El hijo de Patricia intentó volver a casa en varias ocasiones. Ella, siguiendo el consejo de aquel psicólogo, nunca le abrió la puerta. Hasta aquel día, hace ya dieciocho años, que sonó el teléfono. Le dijeron que su hijo, un hombre que para ella aún era un niño, ya no volvería a respirar. Que ya no habría más ruegos pidiendo ayuda, que no llamaría más en el portal. El mundo de Patricia se apagó.

Son las mujeres las que más presencia tienen en el acompañamiento de personas con adicciones. En el caso de las estadísticas de RED, son un 72 por ciento de los usuarios atendidos. El rol que más se repite es el de madre, seguido de pareja y de hermanas e hijas. En el caso de los familiares hombres, la mayoría son padres de las personas que sufren la adicción. También se registra, en el balance de la entidad, “muy poca representatividad”, de las parejas masculinas y los hermanos.

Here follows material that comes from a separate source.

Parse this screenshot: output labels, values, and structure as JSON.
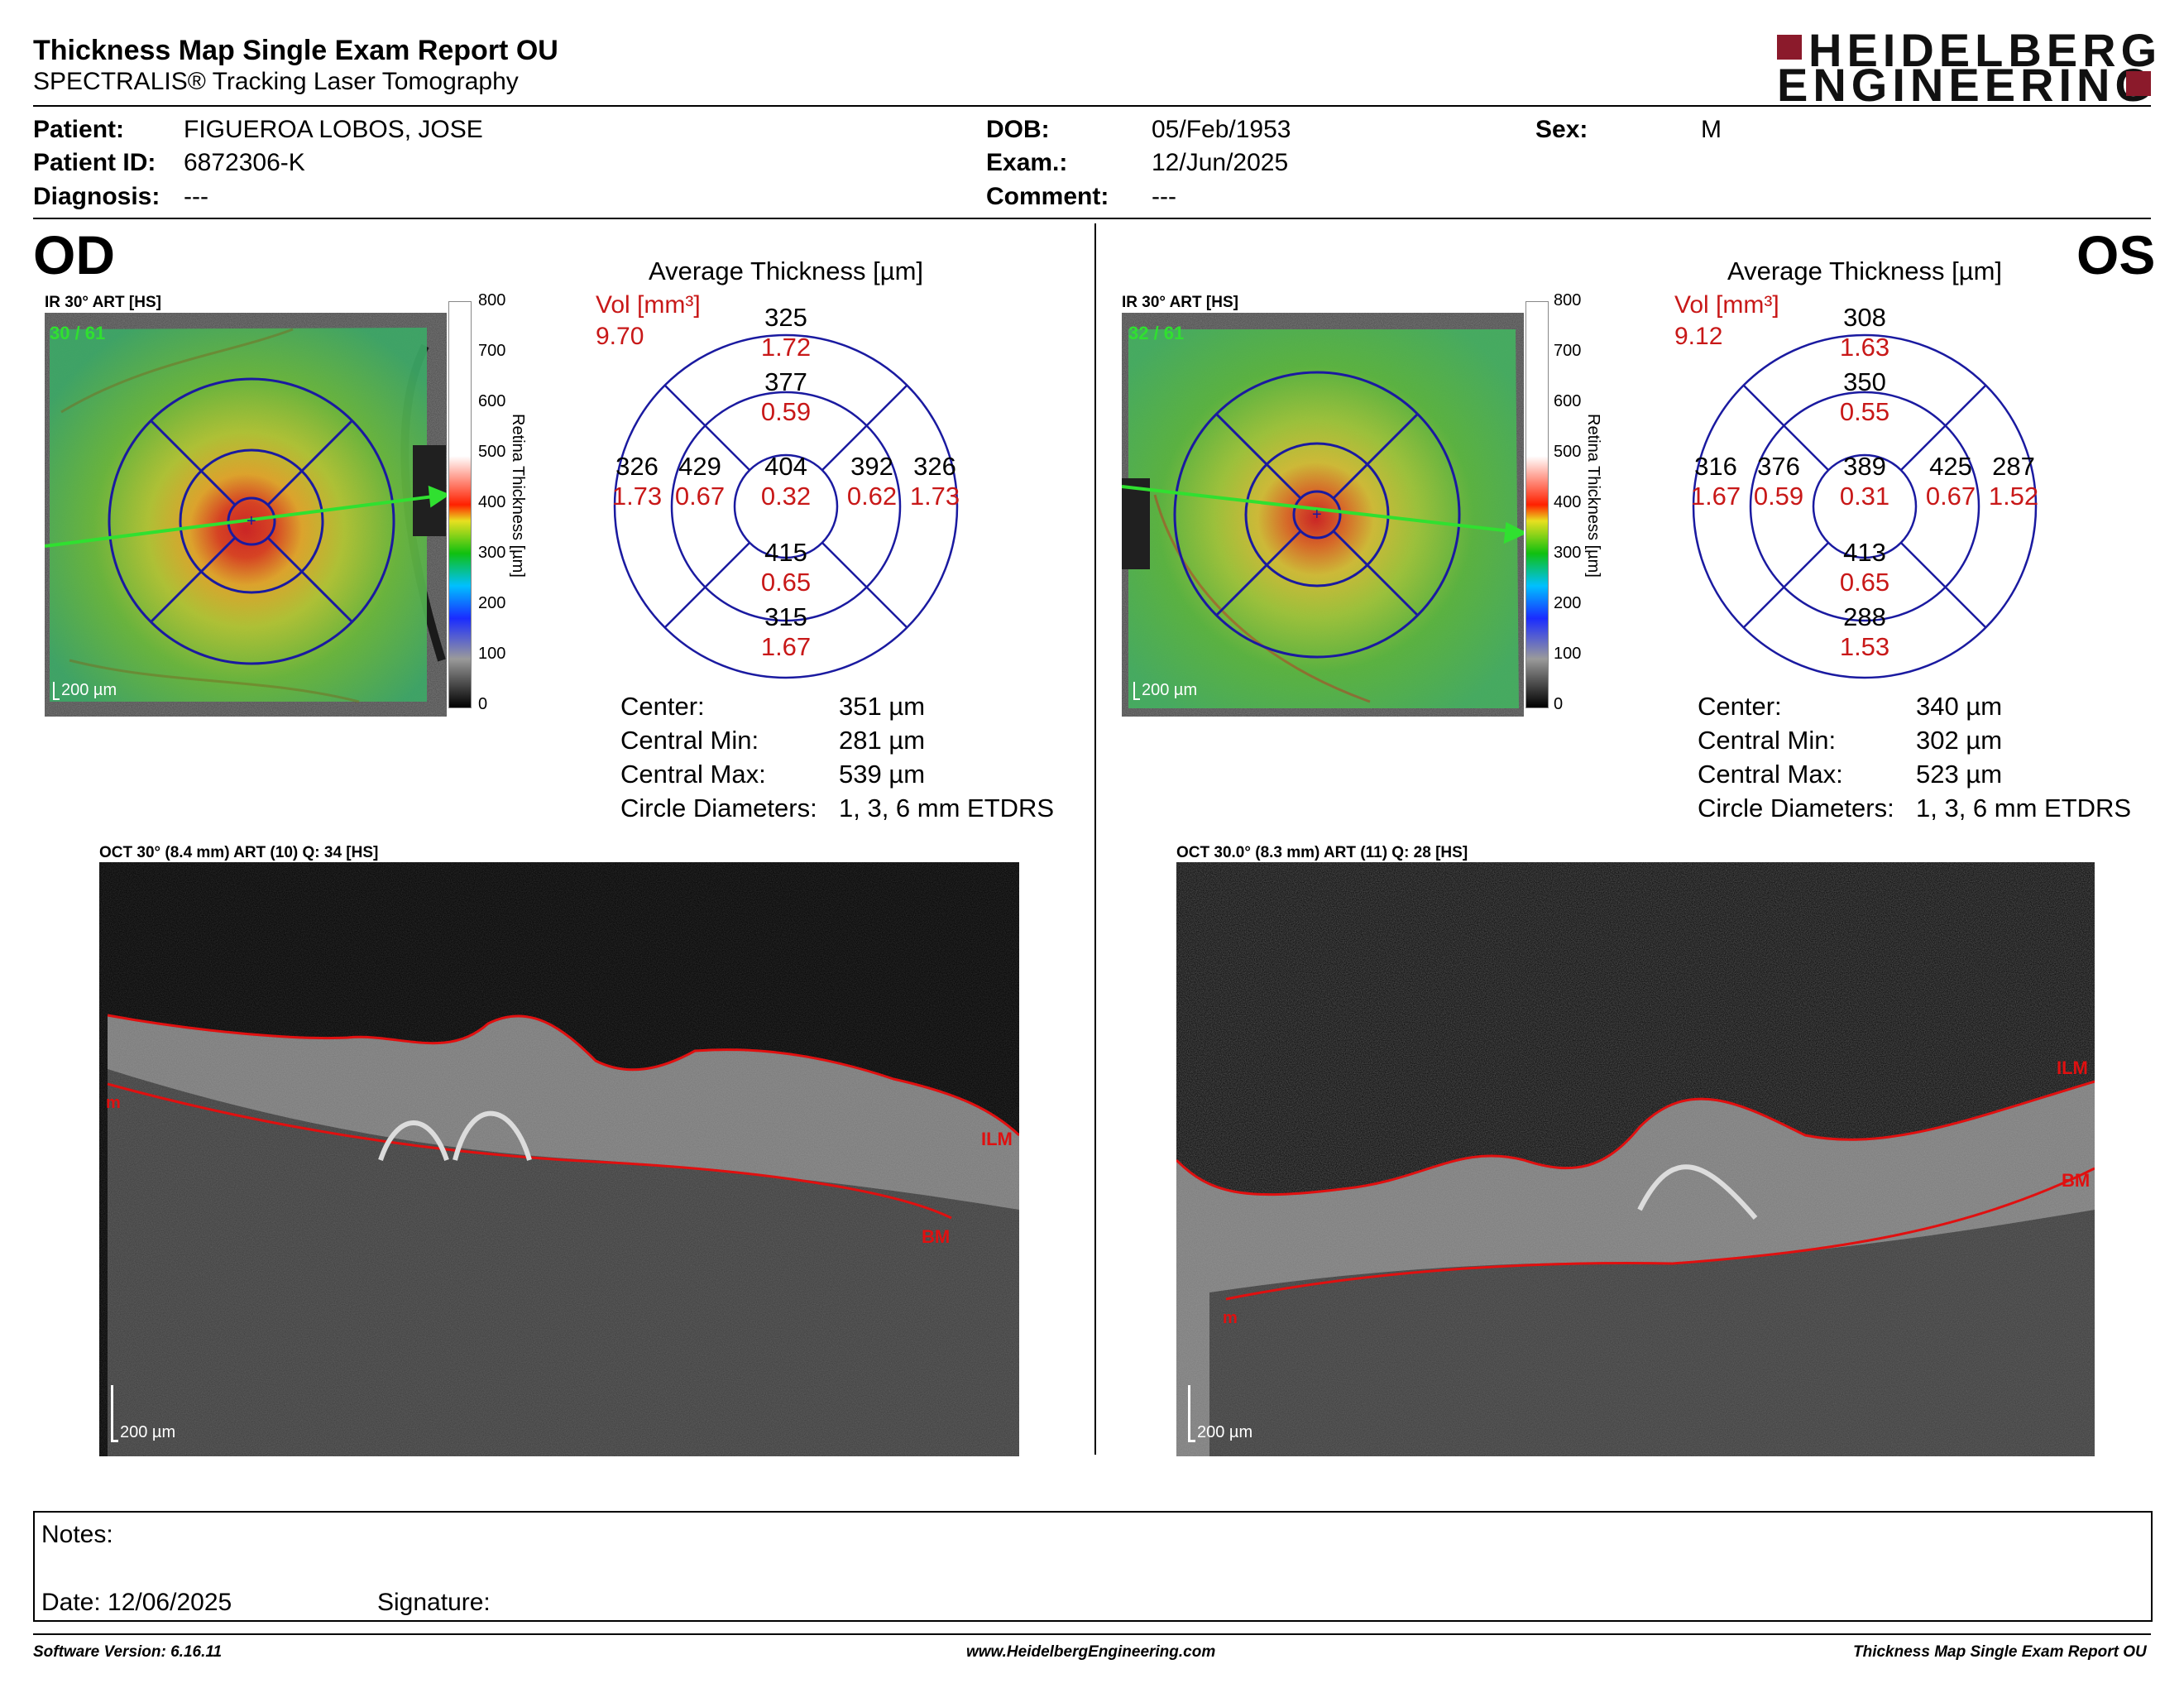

De vuelta al mundo apagado de Patricia, ella tuvo que alumbrarlo con tesón. “Supe que mi otro hijo, el pequeño, seguía los mismos pasos”. En este caso, era adicto a la cocaína. No sabe de dónde sacó la fuerza, lo apoyó en todo: “Tuvimos muchos problemas, llegó incluso a ingresar en prisión”. Pero no le cerró la puerta de casa: “No iba a dejar que me pasara lo mismo que con mi otro hijo, esta vez quería hacerlo todo lo mejor posible”. La historia no se repitió: ahora su hijo es un hombre sano, recuperado, que intenta rehacer su vida.

Sonríe recordando esta victoria reciente, pero la pena siempre está con ella. Ha llenado su vida de actividades. Tiene un tratamiento que la ayuda, pero a veces sueña con su hijo mayor. Le abre la puerta, le abraza y le susurra al oído: “Hijo, te estaba esperando”.